Mr Basil Dean, the famous play producer, who recently prophesied the imminent death of the present-day theatre, is going in for film direction.

That fact crystallises the considerable amount of speculation which has in the last few days developed concerning the future plans of the theatrical producer.

Mr Dean went to Elstree yesterday and inspected the great new studios of British National, to meet the £48,000 a year director-general, A. E. Dupont, and to study Mr Herbert Wilcox directing Dorothy Gish in "Madame Pompadour."

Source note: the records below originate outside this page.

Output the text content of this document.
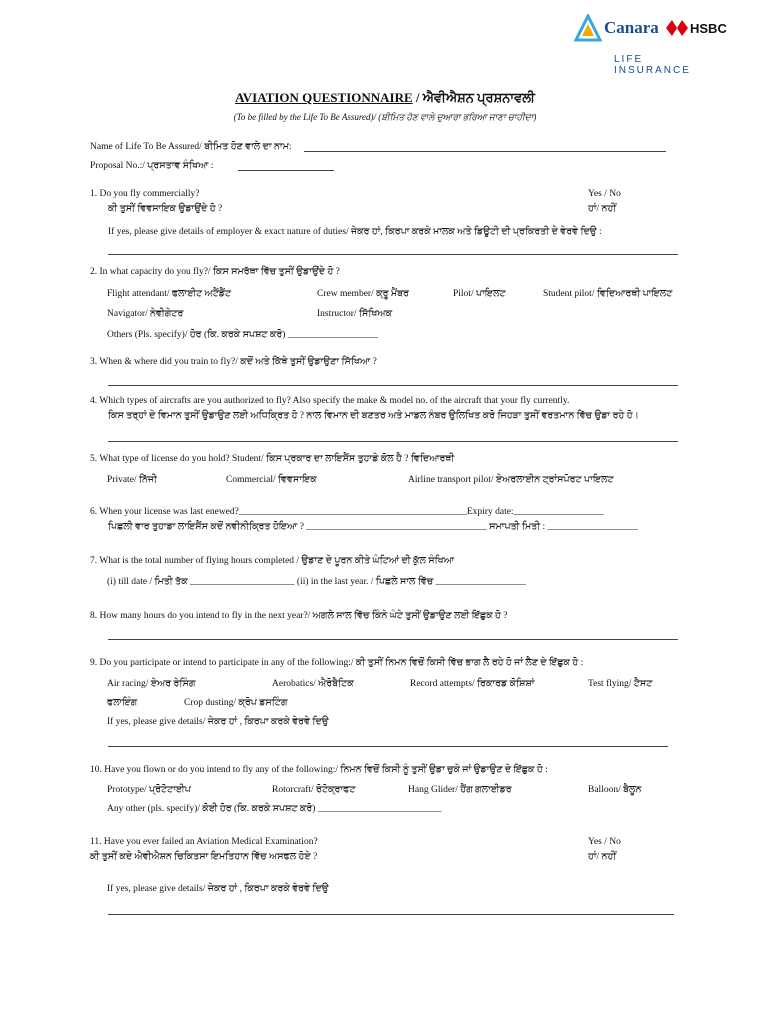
Canara HSBC
LIFE INSURANCE
AVIATION QUESTIONNAIRE / ਐਵੀਐਸ਼ਨ ਪ੍ਰਸ਼ਨਾਵਲੀ
(To be filled by the Life To Be Assured)/ (ਬੀਮਿਤ ਹੋਣ ਵਾਲੇ ਦੁਆਰਾ ਭਰਿਆ ਜਾਣਾ ਚਾਹੀਦਾ)
Name of Life To Be Assured/ ਬੀਮਿਤ ਹੋਣ ਵਾਲੇ ਦਾ ਨਾਮ:
Proposal No.:/ ਪ੍ਰਸਤਾਵ ਸੰਖਿਆ :
1. Do you fly commercially?	Yes / No
ਕੀ ਤੁਸੀਂ ਵਿਵਸਾਇਕ ਉਡਾਉਂਦੇ ਹੋ ?	ਹਾਂ/ ਨਹੀਂ
If yes, please give details of employer & exact nature of duties/ ਜੇਕਰ ਹਾਂ, ਕਿਰਪਾ ਕਰਕੇ ਮਾਲਕ ਅਤੇ ਡਿਊਟੀ ਦੀ ਪ੍ਰਕਿਰਤੀ ਦੇ ਵੇਰਵੇ ਦਿਉ :
2. In what capacity do you fly?/ ਕਿਸ ਸਮਰੱਥਾ ਵਿੱਚ ਤੁਸੀਂ ਉਡਾਉਂਦੇ ਹੋ ?
Flight attendant/ ਫਲਾਈਟ ਅਟੈਂਡੈਂਟ	Crew member/ ਕ੍ਰੂ ਮੈਂਬਰ	Pilot/ ਪਾਇਲਟ	Student pilot/ ਵਿਦਿਆਰਥੀ ਪਾਇਲਟ
Navigator/ ਨੇਵੀਗੇਟਰ	Instructor/ ਸਿੱਖਿਅਕ
Others (Pls. specify)/ ਹੋਰ (ਕਿ. ਕਰਕੇ ਸਪਸ਼ਟ ਕਰੋ) ___________________
3. When & where did you train to fly?/ ਕਦੋਂ ਅਤੇ ਕਿੱਥੇ ਤੁਸੀਂ ਉਡਾਉਣਾ ਸਿੱਖਿਆ ?
4. Which types of aircrafts are you authorized to fly? Also specify the make & model no. of the aircraft that your fly currently.
ਕਿਸ ਤਰ੍ਹਾਂ ਦੇ ਵਿਮਾਨ ਤੁਸੀਂ ਉਡਾਉਣ ਲਈ ਅਧਿਕ੍ਰਿਤ ਹੋ ? ਨਾਲ ਵਿਮਾਨ ਦੀ ਬਣਤਰ ਅਤੇ ਮਾਡਲ ਨੰਬਰ ਉਲਿਖਿਤ ਕਰੋ ਜਿਹੜਾ ਤੁਸੀਂ ਵਰਤਮਾਨ ਵਿੱਚ ਉਡਾ ਰਹੇ ਹੋ।
5. What type of license do you hold? Student/ ਕਿਸ ਪ੍ਰਕਾਰ ਦਾ ਲਾਇਸੈਂਸ ਤੁਹਾਡੇ ਕੋਲ ਹੈ ? ਵਿਦਿਆਰਥੀ
Private/ ਨਿੱਜੀ	Commercial/ ਵਿਵਸਾਇਕ	Airline transport pilot/ ਏਅਰਲਾਈਨ ਟ੍ਰਾਂਸਪੋਰਟ ਪਾਇਲਟ
6. When your license was last enewed?________________________________________________Expiry date:___________________
ਪਿਛਲੀ ਵਾਰ ਤੁਹਾਡਾ ਲਾਇਸੈਂਸ ਕਦੋਂ ਨਵੀਨੀਕ੍ਰਿਤ ਹੋਇਆ ? ______________________________________ ਸਮਾਪਤੀ ਮਿਤੀ : ___________________
7. What is the total number of flying hours completed / ਉਡਾਣ ਦੇ ਪੂਰਨ ਕੀਤੇ ਘੰਟਿਆਂ ਦੀ ਕੁੱਲ ਸੰਖਿਆ
(i) till date / ਮਿਤੀ ਤੱਕ ______________________ (ii) in the last year. / ਪਿਛਲੇ ਸਾਲ ਵਿੱਚ ___________________
8. How many hours do you intend to fly in the next year?/ ਅਗਲੇ ਸਾਲ ਵਿੱਚ ਕਿੰਨੇ ਘੰਟੇ ਤੁਸੀਂ ਉਡਾਉਣ ਲਈ ਇੱਛੁਕ ਹੋ ?
9. Do you participate or intend to participate in any of the following:/ ਕੀ ਤੁਸੀਂ ਨਿਮਨ ਵਿਚੋਂ ਕਿਸੀ ਵਿੱਚ ਭਾਗ ਲੈ ਰਹੇ ਹੋ ਜਾਂ ਲੈਣ ਦੇ ਇੱਛੁਕ ਹੋ :
Air racing/ ਏਅਰ ਰੇਸਿੰਗ	Aerobatics/ ਐਰੋਬੈਟਿਕ	Record attempts/ ਰਿਕਾਰਡ ਕੋਸ਼ਿਸ਼ਾਂ	Test flying/ ਟੈਸਟ
ਫਲਾਇੰਗ	Crop dusting/ ਕ੍ਰੋਪ ਡਸਟਿੰਗ
If yes, please give details/ ਜੇਕਰ ਹਾਂ , ਕਿਰਪਾ ਕਰਕੇ ਵੇਰਵੇ ਦਿਉ
10. Have you flown or do you intend to fly any of the following:/ ਨਿਮਨ ਵਿਚੋਂ ਕਿਸੀ ਨੂੰ ਤੁਸੀਂ ਉਡਾ ਚੁਕੇ ਜਾਂ ਉਡਾਉਣ ਦੇ ਇੱਛੁਕ ਹੋ :
Prototype/ ਪ੍ਰੋਟੋਟਾਈਪ	Rotorcraft/ ਰੋਟੋਕ੍ਰਾਫਟ	Hang Glider/ ਹੈਂਗ ਗਲਾਈਡਰ	Balloon/ ਬੈਲੂਨ
Any other (pls. specify)/ ਕੋਈ ਹੋਰ (ਕਿ. ਕਰਕੇ ਸਪਸ਼ਟ ਕਰੋ) __________________________
11. Have you ever failed an Aviation Medical Examination?	Yes / No
ਕੀ ਤੁਸੀਂ ਕਦੇ ਐਵੀਐਸ਼ਨ ਚਿਕਿਤਸਾ ਇਮਤਿਹਾਨ ਵਿੱਚ ਅਸਫਲ ਹੋਏ ?	ਹਾਂ/ ਨਹੀਂ
If yes, please give details/ ਜੇਕਰ ਹਾਂ , ਕਿਰਪਾ ਕਰਕੇ ਵੇਰਵੇ ਦਿਉ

He spent three days last week at the Islington studios of Gainsborough Pictures, watching Mr Alfred Hitchcock directing Ivor Novello in "Downhill," the work of the electricians in the lighting of the sets especially engaging his interest.

On Thursday Mr Dean goes to Berlin to study the German studios, particularly the new Ufa building at Neu Babelsberg, which represents the experience of all other studios and is the "last word" in technical ideas.

In Germany he will meet famous directors, who, like him, have been drawn from tho stage to the screen by the possibilities of the cinema as a medium of drama. Weine (who made "Dr Caligari") was a stage producer; so was Paul Leni, who made the famous "Waxworks" and who is now filming "The Cat and the Canary" in Hollywood.

The actual production with which Mr Basil Dean will make his début as film director is not decided. There seems reason to believe that Mr Michael Balcon, of the Gainsborough Company, considers offering him one of the pictures in the firm's programme, which includes Noel Coward's "Easy Virtue." That would show characteristic imagination; it was the Gainsborough firm that "discovered" (in a screen star sense) Ivor Novello, that gave Mr Hitchcock his chance, and broke new ground by filming the Coward plays.

Mr Dean said that his screen orientation will be governed by the consideration whether he can bring something "to it."

"I am studying it carefully first," he said.

He agreed that he would like to direct a screen version of "The Constant Nymph," which he produced on the stage last autumn.